Por outro lado, esclareceu que a simbologia da balança, uma tradição não só ocidental, guarda relação não só com a noção do equilíbrio, mas também com o modo como encaramos a distribuição da vida em toda a parte.

 

Ele também ensinou que a expressão “direito” também advém da simbologia da balança. “O fiel da balança mostrava quando o equilíbrio entre os dois pratos se realizava. Quando estava reto de cima abaixo, dizia o romano: “temos o fiel de cima abaixo, de recto, daí a expressão Direito. A concepção de Justiça para os romanos, pois, tem a ver com retidão, com o que é reto”.

 

Entretanto, falou da outra balança, já existente em Roma ao tempo da sistematização do Direito, a de um só prato, onde o equilíbrio não é dado por um fiel, mas por um peso, que serve para dar a medida, o pondos. “Da palavra pondos vem uma palavra importante para o Direito contemporâneo, especialmente no Brasil, que se chama ‘ponderação’. Nós estamos hoje envolvidos por teorias da ponderação, ‘neoconstitucionalismo da ponderação’, ‘ponderação de princípios’”. Mas advertiu aqueles que pensam em colocar um princípio em um prato e outro em outro prato da balança e tentar o equilíbrio entre vida e liberdade, por exemplo. “Quem sopesa com um só prato há de ter bem justo seu ponto de apoio.
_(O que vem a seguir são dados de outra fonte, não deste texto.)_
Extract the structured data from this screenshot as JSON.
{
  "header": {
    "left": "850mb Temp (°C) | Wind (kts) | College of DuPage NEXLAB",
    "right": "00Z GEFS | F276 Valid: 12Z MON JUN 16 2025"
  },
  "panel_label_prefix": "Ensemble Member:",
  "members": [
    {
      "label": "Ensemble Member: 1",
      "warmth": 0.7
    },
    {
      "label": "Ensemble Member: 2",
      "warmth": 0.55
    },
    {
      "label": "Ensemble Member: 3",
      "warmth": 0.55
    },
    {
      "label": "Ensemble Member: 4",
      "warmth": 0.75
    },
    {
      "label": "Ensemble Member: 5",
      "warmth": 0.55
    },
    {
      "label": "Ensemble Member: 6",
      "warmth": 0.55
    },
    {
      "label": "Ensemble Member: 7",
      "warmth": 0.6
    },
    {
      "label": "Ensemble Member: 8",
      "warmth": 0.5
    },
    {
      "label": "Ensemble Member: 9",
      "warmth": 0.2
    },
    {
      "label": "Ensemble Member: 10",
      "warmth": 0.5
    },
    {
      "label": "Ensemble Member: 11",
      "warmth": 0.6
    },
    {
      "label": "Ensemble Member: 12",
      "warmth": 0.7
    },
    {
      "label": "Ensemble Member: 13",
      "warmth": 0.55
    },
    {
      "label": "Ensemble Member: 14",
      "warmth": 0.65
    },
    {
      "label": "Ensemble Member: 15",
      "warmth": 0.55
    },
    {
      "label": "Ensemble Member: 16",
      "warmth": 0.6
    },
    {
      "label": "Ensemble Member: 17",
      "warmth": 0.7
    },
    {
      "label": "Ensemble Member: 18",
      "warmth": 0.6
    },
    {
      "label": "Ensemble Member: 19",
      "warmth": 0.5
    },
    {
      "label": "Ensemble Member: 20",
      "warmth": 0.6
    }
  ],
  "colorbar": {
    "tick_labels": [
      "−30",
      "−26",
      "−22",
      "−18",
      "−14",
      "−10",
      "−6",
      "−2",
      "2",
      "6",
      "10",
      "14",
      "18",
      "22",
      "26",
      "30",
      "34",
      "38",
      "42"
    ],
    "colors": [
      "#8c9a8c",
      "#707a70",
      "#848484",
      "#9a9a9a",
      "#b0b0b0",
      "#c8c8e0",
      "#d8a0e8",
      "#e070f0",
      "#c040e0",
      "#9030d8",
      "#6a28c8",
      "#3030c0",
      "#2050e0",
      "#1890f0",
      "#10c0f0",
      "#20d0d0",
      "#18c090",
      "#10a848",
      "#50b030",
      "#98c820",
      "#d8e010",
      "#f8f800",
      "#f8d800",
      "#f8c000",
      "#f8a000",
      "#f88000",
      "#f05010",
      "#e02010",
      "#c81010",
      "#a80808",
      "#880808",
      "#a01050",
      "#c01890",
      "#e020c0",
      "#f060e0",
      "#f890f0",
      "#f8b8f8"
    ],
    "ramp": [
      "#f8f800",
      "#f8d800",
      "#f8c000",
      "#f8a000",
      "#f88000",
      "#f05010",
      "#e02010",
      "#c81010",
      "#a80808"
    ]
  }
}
Ponderar não significa colocar em dois pratos e sim em um prato, mas tendo por outro lado um peso fundamental, capaz de medir todo e qualquer objeto”.

 

Sentido relativo e absoluto da Justiça

 

Adiante, o professor falou do sentido relativo e absoluto da concepção de Justiça, “duas hipóteses coexistentes na concepção contemporânea do Direito”. Ele esclareceu que, de acordo com a tradição romana, do ponto de vista da horizontalidade da balança de dois pratos, Justiça é sempre comparação, uma percepção relativa, ao contrário da verticalidade da Justiça do pondos, que guarda relação com o absoluto. “São duas formas de mensuração humanas e universais. Uma, vertical, com um sentido animal enraizado entre nós; outra, horizontal, que aponta para uma fórmula mais humana”. Acerca do manejo das fórmulas para a busca da equação entre o equilíbrio e o justo, ele lembrou ainda a origem latina comum das palavras vingar e reivindicar: vindicare.

 

E sustentou que o Direito brasileiro lida com as duas fórmulas da tradição clássica romana. Exemplificou com o modelo horizontal do equilíbrio da balança, próprio da distribuição buscada no Direito Civil, e com o modelo vertical do equilíbrio, próprio da retribuição buscada do Direito Penal. E ainda do conceito de hipossuficiência, atrelado à noção de Justiça social, presente no Direito trabalhista e no Código do Consumidor. “Na busca do equilíbrio, o modelo vertical perturba: ele tem alguma coisa de animalesco”, asseverou, ao comentar as gradações das penas, inclusive a de morte, em alguns estados nacionais.

 

Falou, finalmente, das relações entre igualdade e identidade, temas caros à ideia de Justiça contemporânea, aquela referida em mais de um artigo da Constituição brasileira, da importância da manutenção das diferenças pela chamada prática jurisdicional principiológica da “desigualdade em nome da igualdade”, assimetria presente nos princípios da Justiça social, uma  “fórmula difícil, porque junto com a Justiça vem a ideia de bondade”.